Walter Cruickshank, acting director of the Bureau of Ocean Management (BOEM), testified that “critically important” geological and geophysical data does more than support oil and gas development. It also impacts renewable energy, coastal restoration, and planning for natural disasters, he said.

However, a Government Accountability Office report released in December indicated that intentional delays and political decisions appeared to contribute to permitting failures.

“Under the Obama administration, there were six G&G permits that were essentially yanked from the applicants for purely political reasons,” U.S. Rep. Paul Gosar (R-AZ), chairman of the subcommittee, said. “Failure to properly process these permits, and failure to develop a proper path forward for future permits, keeps our country in the dark about our offshore resources, hindering our nation’s ability to make informed, long-term leasing decisions.”
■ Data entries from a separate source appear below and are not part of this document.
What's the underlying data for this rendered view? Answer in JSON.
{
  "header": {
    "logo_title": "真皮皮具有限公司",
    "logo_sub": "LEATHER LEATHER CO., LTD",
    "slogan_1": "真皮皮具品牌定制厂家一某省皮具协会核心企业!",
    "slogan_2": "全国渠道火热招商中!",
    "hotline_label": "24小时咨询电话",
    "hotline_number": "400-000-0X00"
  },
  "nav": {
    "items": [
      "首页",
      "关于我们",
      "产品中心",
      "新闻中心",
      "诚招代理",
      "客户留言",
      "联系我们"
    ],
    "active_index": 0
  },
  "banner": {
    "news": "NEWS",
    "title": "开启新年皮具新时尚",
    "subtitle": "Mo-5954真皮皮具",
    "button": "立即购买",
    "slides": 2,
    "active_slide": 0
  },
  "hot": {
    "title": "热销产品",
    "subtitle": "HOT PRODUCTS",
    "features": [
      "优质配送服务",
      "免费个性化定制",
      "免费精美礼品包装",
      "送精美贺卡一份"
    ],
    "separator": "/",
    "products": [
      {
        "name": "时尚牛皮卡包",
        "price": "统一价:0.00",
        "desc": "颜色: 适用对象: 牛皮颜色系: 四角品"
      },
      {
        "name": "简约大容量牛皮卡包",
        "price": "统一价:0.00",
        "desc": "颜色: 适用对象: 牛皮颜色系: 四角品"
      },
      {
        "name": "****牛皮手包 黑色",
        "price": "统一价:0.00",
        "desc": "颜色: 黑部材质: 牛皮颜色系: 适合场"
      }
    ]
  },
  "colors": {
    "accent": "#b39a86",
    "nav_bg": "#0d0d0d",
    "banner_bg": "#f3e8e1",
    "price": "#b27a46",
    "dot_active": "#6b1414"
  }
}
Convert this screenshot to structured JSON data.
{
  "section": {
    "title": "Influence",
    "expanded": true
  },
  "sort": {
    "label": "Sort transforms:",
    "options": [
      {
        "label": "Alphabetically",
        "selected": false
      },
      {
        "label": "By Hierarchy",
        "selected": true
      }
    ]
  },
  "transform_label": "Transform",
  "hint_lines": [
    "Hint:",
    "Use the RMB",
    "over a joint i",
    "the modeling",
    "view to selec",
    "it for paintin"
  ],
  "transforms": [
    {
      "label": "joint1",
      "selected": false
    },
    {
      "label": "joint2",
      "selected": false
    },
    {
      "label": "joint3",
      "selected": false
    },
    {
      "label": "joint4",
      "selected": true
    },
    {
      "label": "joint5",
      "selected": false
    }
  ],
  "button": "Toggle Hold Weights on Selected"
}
Ryan Steen, a representative of the International Association of Geophysical Contractors, said the permit denial was an “abrupt political decision, on the eve of a new presidency, to summarily deny all permit applications. BOEM has since correctly reinstated the permit applications, which remain under agency review.”

Steen added that “ambiguous, outed[sic] and unclear language” and an arcane permitting process were the “primary cause of administrative delay” in offshore seismic research permitting.

The Trump Administration announced in May that it would reconsider the six permits. Additionally, the House Natural Resources Committee approved a legislative package in November that would bring regulatory certainty and clarity to offshore seismic permitting processes.”